Хауссер будто ничего не понял, удовлетворенно кивнул головой и снова наполнил рюмки.
— Между прочим, — сказал он весело, с оттенком гордости, — между прочим, Теодор, вы обратили внимание на рюмку, из которой вы пьете? Оригинальная вещица, не правда ли?
Оберлендер недоумевающе, пренебрежительно скосил глаза на рюмку.
— Ничего особенного. Хрусталь, очевидно.
— Да, но хрусталь Мозера! — воскликнул советник. — Девизом этой фирмы являются слова: «Стекло для королей. — Мозер — король стекла». Дорогой Теодор, вы пьете вино из рюмки Пилсудского…
Только тут Оберлендер заметил среди ромбиков матовый овал, на котором был изображен орел с золотой короной, с золотыми клювом и когтями.
— Вот как?! — губы Оберлендера дрогнули в насмешливой улыбке. — Задиристый польский петух. Голову повернул направо, на Запад… Но это точно? Рюмка маршала Жечи Посполитой?
— Не подлежит сомнению. Одна из трех уцелевших. Можете мне поверить.
— Да, я забыл, что вы коллекционер… — Оберлендер вертел в руках рюмку. — Забавно. Стекло для королей… И вот все, что осталось от маршала Пилсудского, некоронованного короля Польши, диктатора. Впрочем, от нас, возможно, не останется и этого…
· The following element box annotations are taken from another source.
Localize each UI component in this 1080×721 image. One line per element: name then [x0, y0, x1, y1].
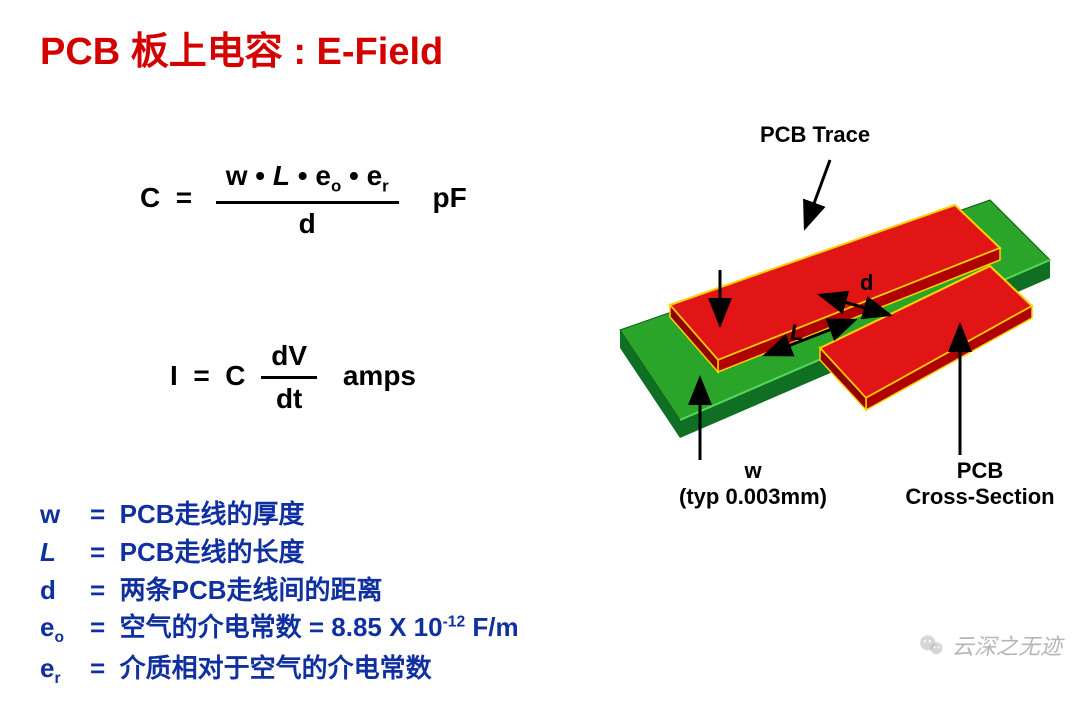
watermark-text: 云深之无迹 — [952, 629, 1062, 661]
def-row-er: er= 介质相对于空气的介电常数 — [40, 650, 519, 691]
label-d: d — [860, 270, 873, 296]
eq1-unit: pF — [432, 182, 466, 213]
def-row-d: d= 两条PCB走线间的距离 — [40, 572, 519, 610]
arrow-trace-label — [805, 160, 830, 228]
pcb-diagram: PCB Trace d L w (typ 0.003mm) PCB Cross-… — [560, 120, 1060, 520]
def-row-eo: eo= 空气的介电常数 = 8.85 X 10-12 F/m — [40, 609, 519, 650]
eq-equals: = — [168, 182, 200, 213]
definitions-list: w= PCB走线的厚度 L= PCB走线的长度 d= 两条PCB走线间的距离 e… — [40, 496, 519, 691]
label-cross-section: PCB Cross-Section — [895, 458, 1065, 510]
eq2-denominator: dt — [261, 379, 317, 415]
eq2-numerator: dV — [261, 340, 317, 379]
label-w-group: w (typ 0.003mm) — [668, 458, 838, 510]
def-row-w: w= PCB走线的厚度 — [40, 496, 519, 534]
eq2-lhs: I — [170, 360, 178, 391]
label-L: L — [790, 320, 803, 346]
eq1-denominator: d — [216, 204, 399, 240]
eq-equals-2: = — [186, 360, 218, 391]
label-w-note: (typ 0.003mm) — [679, 484, 827, 509]
eq1-lhs: C — [140, 182, 160, 213]
eq2-fraction: dV dt — [261, 340, 317, 415]
equation-current: I = C dV dt amps — [170, 340, 416, 415]
eq1-numerator: w • L • eo • er — [216, 160, 399, 204]
eq1-fraction: w • L • eo • er d — [216, 160, 399, 240]
equation-capacitance: C = w • L • eo • er d pF — [140, 160, 467, 240]
page-title: PCB 板上电容 : E-Field — [40, 20, 443, 75]
watermark: 云深之无迹 — [918, 629, 1062, 661]
label-pcb-trace: PCB Trace — [760, 122, 870, 148]
def-row-L: L= PCB走线的长度 — [40, 534, 519, 572]
eq2-unit: amps — [343, 360, 416, 391]
label-w: w — [744, 458, 761, 483]
eq2-coeff: C — [225, 360, 245, 391]
wechat-icon — [918, 632, 944, 658]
Оберлендер с вызовом посмотрел на Хауссера. Советник молчал, толстые губы были сжаты, весь его вид — холодный, чопорный выражал неодобрение. Но Оберлендера уже прорвало.
— Боже мой, боже мой! — тихо, с душевной болью произнес он, сжимая обеими руками голову. — И все из–за нашей тевтонской тупости, высокомерного невежества. Я говорил, я предупреждал… Не только я, сам Розенберг придерживался моей точки зрения. Россия не Бельгия, не Франция — бесконечные пространства, неисчерпаемые людские резервы, дьявольская идеология марксистов… Нас не захотели слушать. Победило мнение этого безграмотного солдафона, толстого борова, ничего не смыслившего в восточном вопросе. Фюрер согласился с ним.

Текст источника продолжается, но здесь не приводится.